OpenAI’s ChatGPT, the popular AI-powered chatbot used for a variety of tasks, has evolved beyond just handling text. The latest version of ChatGPT, known as GPT-4, now includes an interesting new capability – image analysis. Users can now not only interact with the bot using words, but can also use it to describe images, ask questions about them, and even recognize faces of specific individuals. Potential applications of this technology are promising, such as helping users identify and solve problems in images, such as troubleshooting a broken car engine or identifying mysterious grains.
One of the early adopters of this improved version is Jonathan Mosen, CEO of the Blind Employment Agency, who got a chance to experience the visual analysis feature during a visit. With the help of ChatGPT, he could recognize different dispensers in hotel bathrooms and learn their contents in detail, going beyond the capabilities of traditional image analysis software.
However, OpenAI is cautious about the potential risks associated with facial recognition. While the chatbot’s visual analysis can only identify certain public figures, the company is mindful of the ethical and legal concerns associated with the use of facial recognition technology, particularly those related to privacy and consent. For this reason, the app has stopped giving information about people’s faces to Mosen.
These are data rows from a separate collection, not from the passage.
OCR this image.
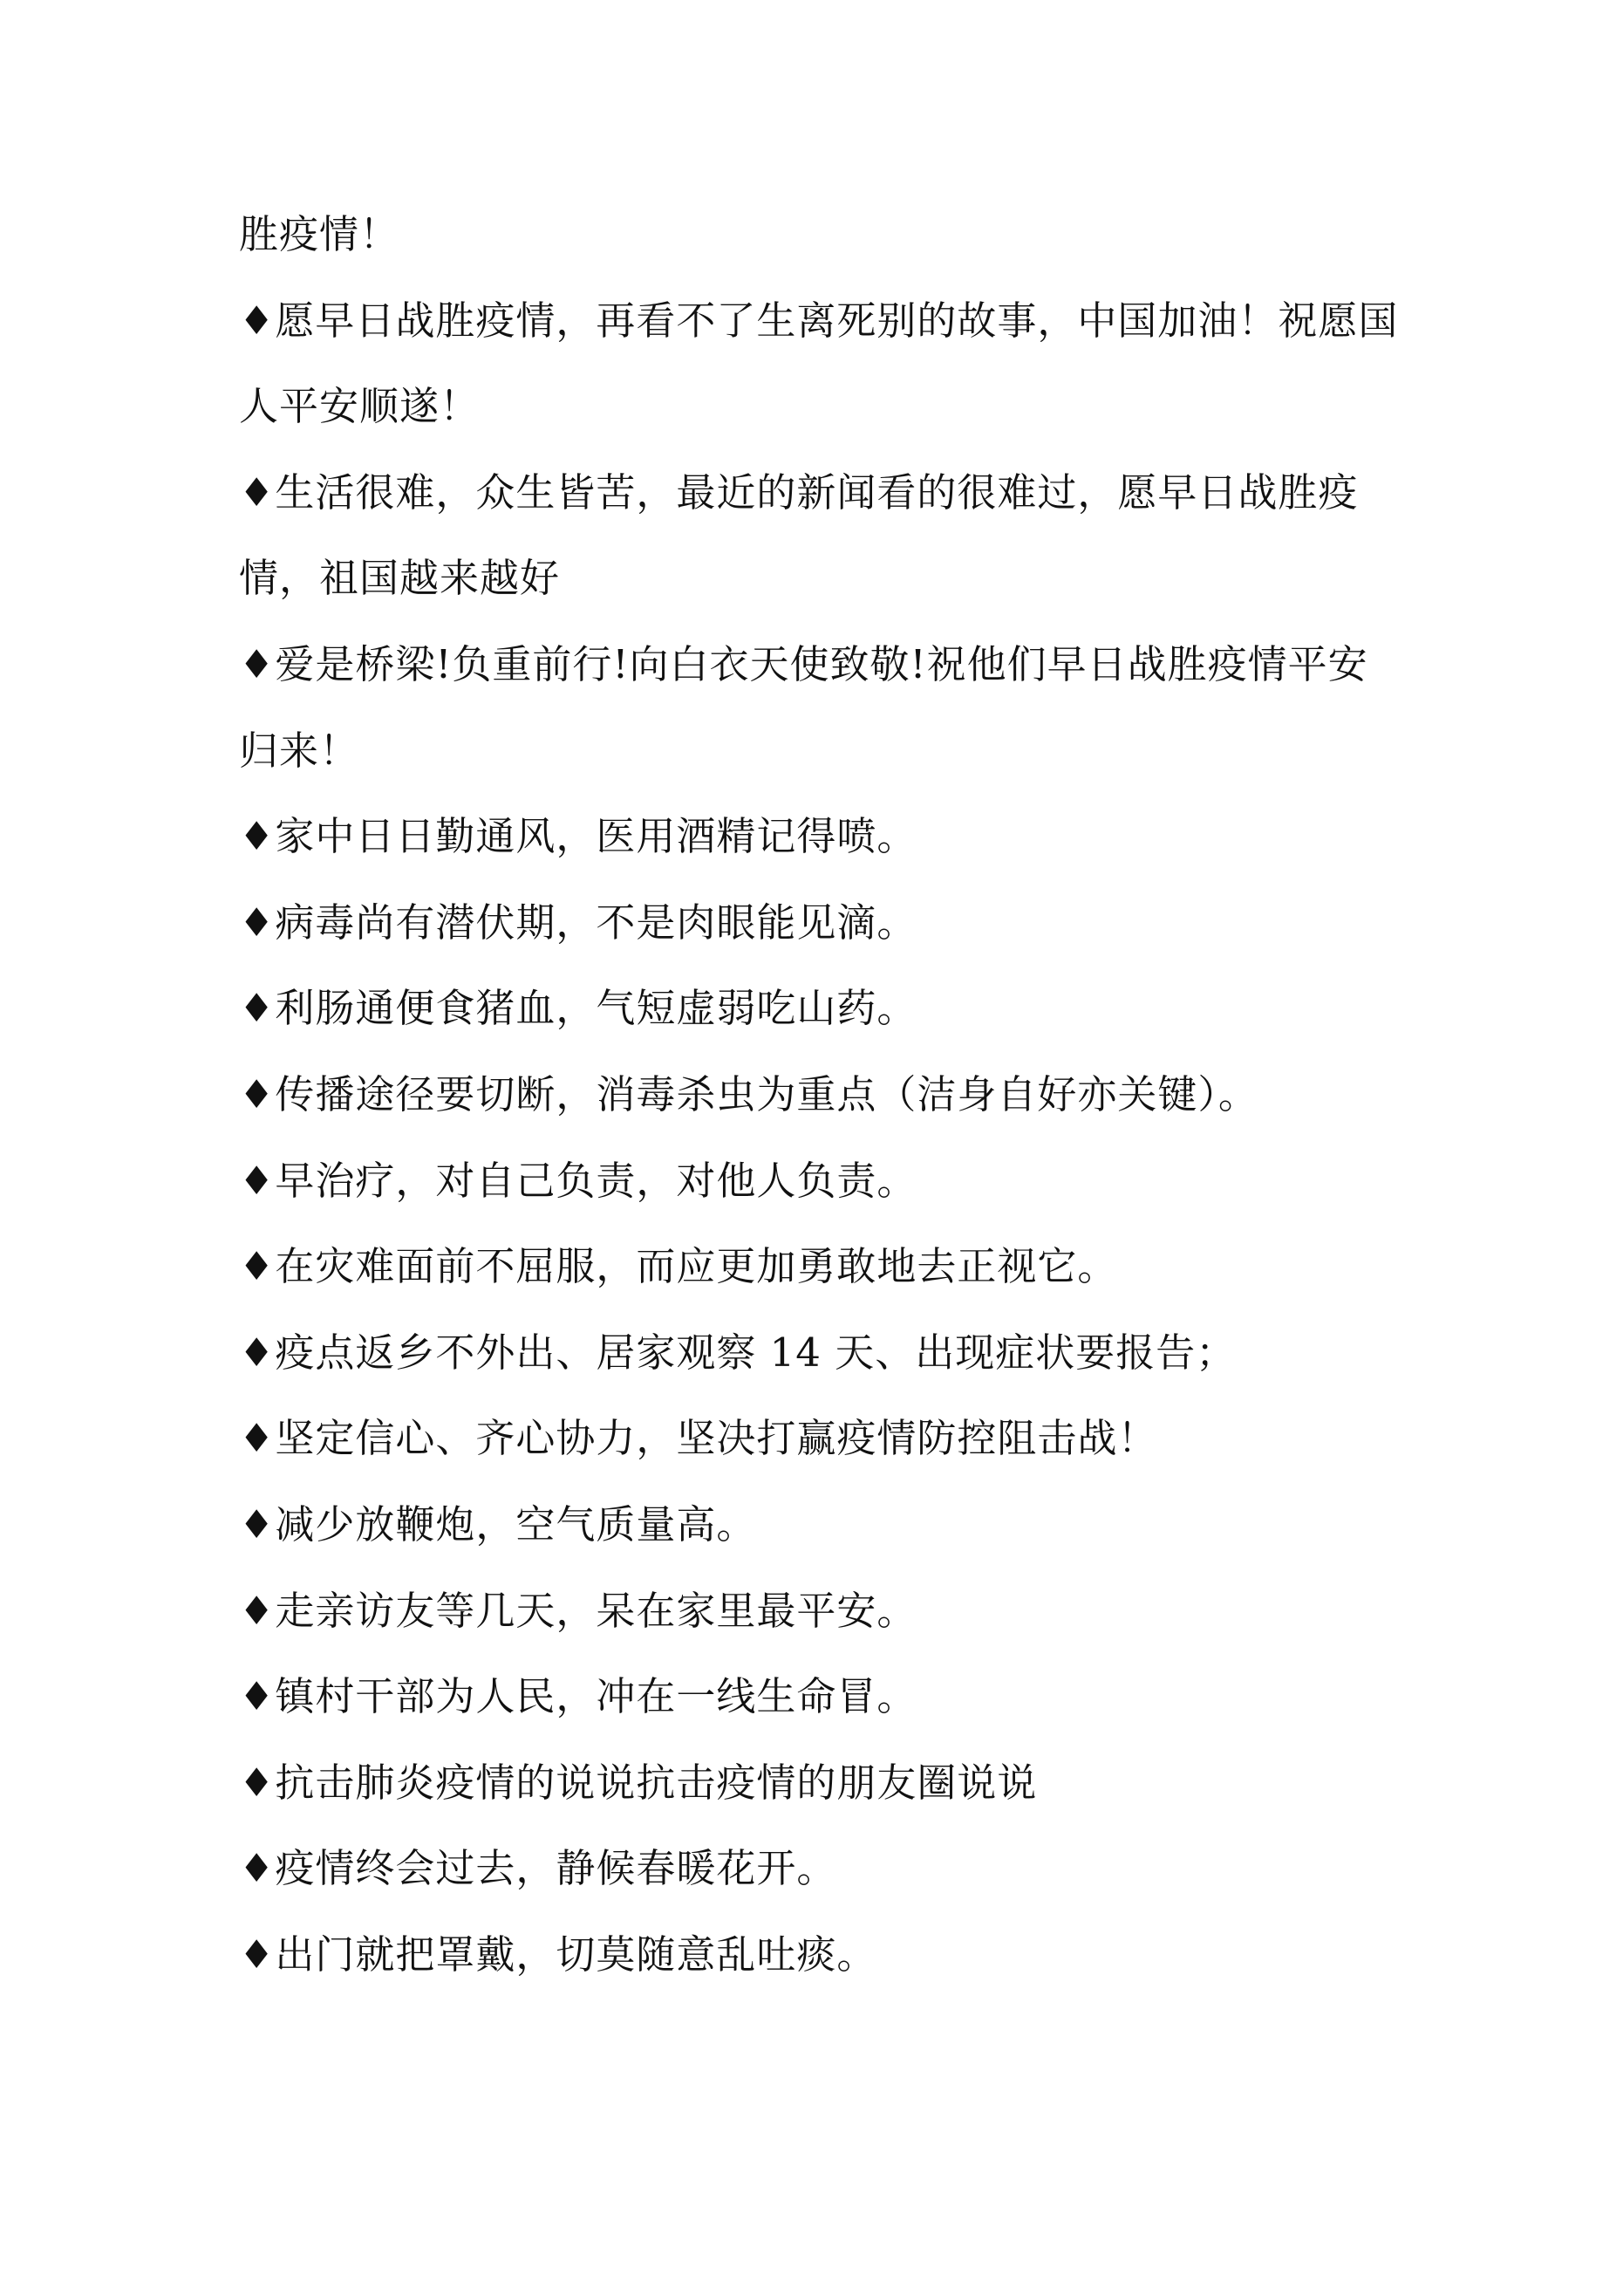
胜疫情！
♦愿早日战胜疫情，再看不了生离死别的故事，中国加油！祝愿国
人平安顺遂！
♦生活很难，众生皆苦，最近的新闻看的很难过，愿早日战胜疫
情，祖国越来越好
♦爱是桥梁!负重前行!向白衣天使致敬!祝他们早日战胜疫情平安
归来！
♦家中日日勤通风，医用酒精记得喷。
♦病毒尚有潜伏期，不是肉眼能见滴。
♦利肠通便食猪血，气短虚弱吃山药。
♦传播途径要切断，消毒杀虫为重点（洁身自好亦关键）。
♦早治疗，对自己负责，对他人负责。
♦在灾难面前不屈服，而应更加勇敢地去正视它。
♦疫点返乡不外出、居家观察 14 天、出现症状要报告；
♦坚定信心、齐心协力，坚决打赢疫情防控阻击战！
♦减少放鞭炮，空气质量高。
♦走亲访友等几天，呆在家里最平安。
♦镇村干部为人民，冲在一线生命冒。
♦抗击肺炎疫情的说说抗击疫情的朋友圈说说
♦疫情终会过去，静候春暖花开。
♦出门就把罩戴，切莫随意乱吐痰。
Sandhini Agarwal, policy researcher at OpenAI, says the company wants to engage in a transparent dialogue with the public regarding the integration of visual analytics capabilities into its chatbot. They are willing to solicit feedback and democratic input from users to establish clear guidelines and safeguards. In addition, the non-profit arm of OpenAI is exploring ways to involve the public in setting rules for AI systems to ensure responsible and ethical practices.
The development of scene analysis in ChatGPT is a natural progression given the model’s training data, which includes images and text collected from the Internet. However, OpenAI is aware of potential challenges, such as “hallucinations” where the system may generate misleading or false information in response to images. For example, when shown a picture of a person on the verge of fame, the chatbot may mistakenly name a different notable person.
Microsoft, a major investor in OpenAI, also has access to the visual analysis tool and is testing it in a limited rollout on its Bing chatbot. However, both companies are working carefully to protect user privacy and address concerns ahead of wider implementation.